Scientific classification
- Kingdom: Animalia
- Phylum: Chordata
- Class: Reptilia
- Order: Testudines
- Suborder: Cryptodira
- Family: Emydidae
- Genus: Graptemys
- Species: G. caglei
- Binomial name: Graptemys caglei Haynes & McKown, 1974

= Cagle's map turtle =

- Genus: Graptemys
- Species: caglei
- Authority: Haynes & McKown, 1974
- Conservation status: EN

Species of turtle

Cagle's map turtle (Graptemys caglei) is a species of turtle in the family Emydidae. The species is endemic to Texas, where it is native to the Guadalupe, San Antonio, and San Marcos Rivers.

==Etymology==
The specific name, caglei, is in honor of American herpetologist Dr. Fred Ray Cagle (1915–1968).

==Description==
Cagle's map turtle has intricate patterns on the carapace and plastron, as well as serrated edges on the posterior of the carapace, as is typical of all map turtles.

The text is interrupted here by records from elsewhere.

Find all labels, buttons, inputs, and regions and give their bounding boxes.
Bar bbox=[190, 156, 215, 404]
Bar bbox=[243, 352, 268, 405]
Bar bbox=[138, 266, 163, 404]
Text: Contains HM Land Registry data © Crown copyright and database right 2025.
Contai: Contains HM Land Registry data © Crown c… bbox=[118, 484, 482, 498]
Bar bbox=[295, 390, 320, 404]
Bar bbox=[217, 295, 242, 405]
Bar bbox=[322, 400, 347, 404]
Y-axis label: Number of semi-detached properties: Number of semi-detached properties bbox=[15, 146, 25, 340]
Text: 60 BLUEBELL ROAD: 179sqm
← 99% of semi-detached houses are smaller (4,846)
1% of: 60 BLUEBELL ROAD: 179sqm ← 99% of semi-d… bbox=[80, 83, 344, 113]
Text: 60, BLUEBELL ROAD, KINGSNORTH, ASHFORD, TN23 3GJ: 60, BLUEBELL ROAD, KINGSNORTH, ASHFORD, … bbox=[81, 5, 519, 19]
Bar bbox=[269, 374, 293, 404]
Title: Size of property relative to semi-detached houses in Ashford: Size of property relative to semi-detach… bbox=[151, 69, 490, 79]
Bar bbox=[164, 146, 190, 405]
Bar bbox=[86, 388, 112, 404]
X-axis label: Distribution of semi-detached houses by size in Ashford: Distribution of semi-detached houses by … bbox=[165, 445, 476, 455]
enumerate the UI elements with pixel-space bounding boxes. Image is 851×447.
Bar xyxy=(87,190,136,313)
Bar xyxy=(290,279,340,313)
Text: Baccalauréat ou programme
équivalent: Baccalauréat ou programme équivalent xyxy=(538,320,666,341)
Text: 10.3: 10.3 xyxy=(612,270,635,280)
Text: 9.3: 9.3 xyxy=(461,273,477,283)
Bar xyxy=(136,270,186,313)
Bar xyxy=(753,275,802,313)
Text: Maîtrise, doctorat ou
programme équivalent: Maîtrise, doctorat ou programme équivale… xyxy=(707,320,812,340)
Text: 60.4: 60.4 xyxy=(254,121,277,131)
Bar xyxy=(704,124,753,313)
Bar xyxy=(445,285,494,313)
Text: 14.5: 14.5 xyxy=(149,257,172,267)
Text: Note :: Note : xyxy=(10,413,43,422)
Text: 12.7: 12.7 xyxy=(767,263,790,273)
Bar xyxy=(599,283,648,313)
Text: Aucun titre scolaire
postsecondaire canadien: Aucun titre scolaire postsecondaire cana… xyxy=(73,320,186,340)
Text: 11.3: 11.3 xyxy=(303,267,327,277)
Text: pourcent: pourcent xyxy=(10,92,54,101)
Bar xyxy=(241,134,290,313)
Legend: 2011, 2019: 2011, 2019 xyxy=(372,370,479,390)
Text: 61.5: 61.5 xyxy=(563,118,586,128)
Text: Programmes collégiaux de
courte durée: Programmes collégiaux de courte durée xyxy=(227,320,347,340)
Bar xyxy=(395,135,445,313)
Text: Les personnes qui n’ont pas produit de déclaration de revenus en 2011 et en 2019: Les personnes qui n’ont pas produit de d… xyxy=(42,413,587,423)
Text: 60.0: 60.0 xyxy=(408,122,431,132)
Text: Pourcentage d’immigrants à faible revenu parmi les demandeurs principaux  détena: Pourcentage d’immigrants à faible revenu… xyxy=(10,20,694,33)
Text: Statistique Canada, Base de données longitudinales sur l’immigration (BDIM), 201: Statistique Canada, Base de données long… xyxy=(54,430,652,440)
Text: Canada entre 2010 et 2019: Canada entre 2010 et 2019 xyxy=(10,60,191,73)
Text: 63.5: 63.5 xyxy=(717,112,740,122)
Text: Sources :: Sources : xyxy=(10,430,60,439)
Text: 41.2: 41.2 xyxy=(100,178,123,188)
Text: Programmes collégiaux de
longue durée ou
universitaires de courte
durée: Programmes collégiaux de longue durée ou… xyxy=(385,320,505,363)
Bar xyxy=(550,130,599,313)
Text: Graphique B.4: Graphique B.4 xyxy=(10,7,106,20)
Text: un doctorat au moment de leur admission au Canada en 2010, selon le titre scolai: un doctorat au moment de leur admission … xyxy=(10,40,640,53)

It is smaller than most map turtles, and very sexually dimorphic, with males reaching only 4 in straight carapace length, while females can exceed 7 in in straight carapace length.

==Diet==
Adult females of G. caglei feed mainly on molluscs, but males and juveniles feed mainly on aquatic insects.

==Reproduction==
Like all turtles, G. caglei is oviparous. A sexually mature female may lay up to three clutches of eggs in a year. Clutch size is small, only one to six eggs.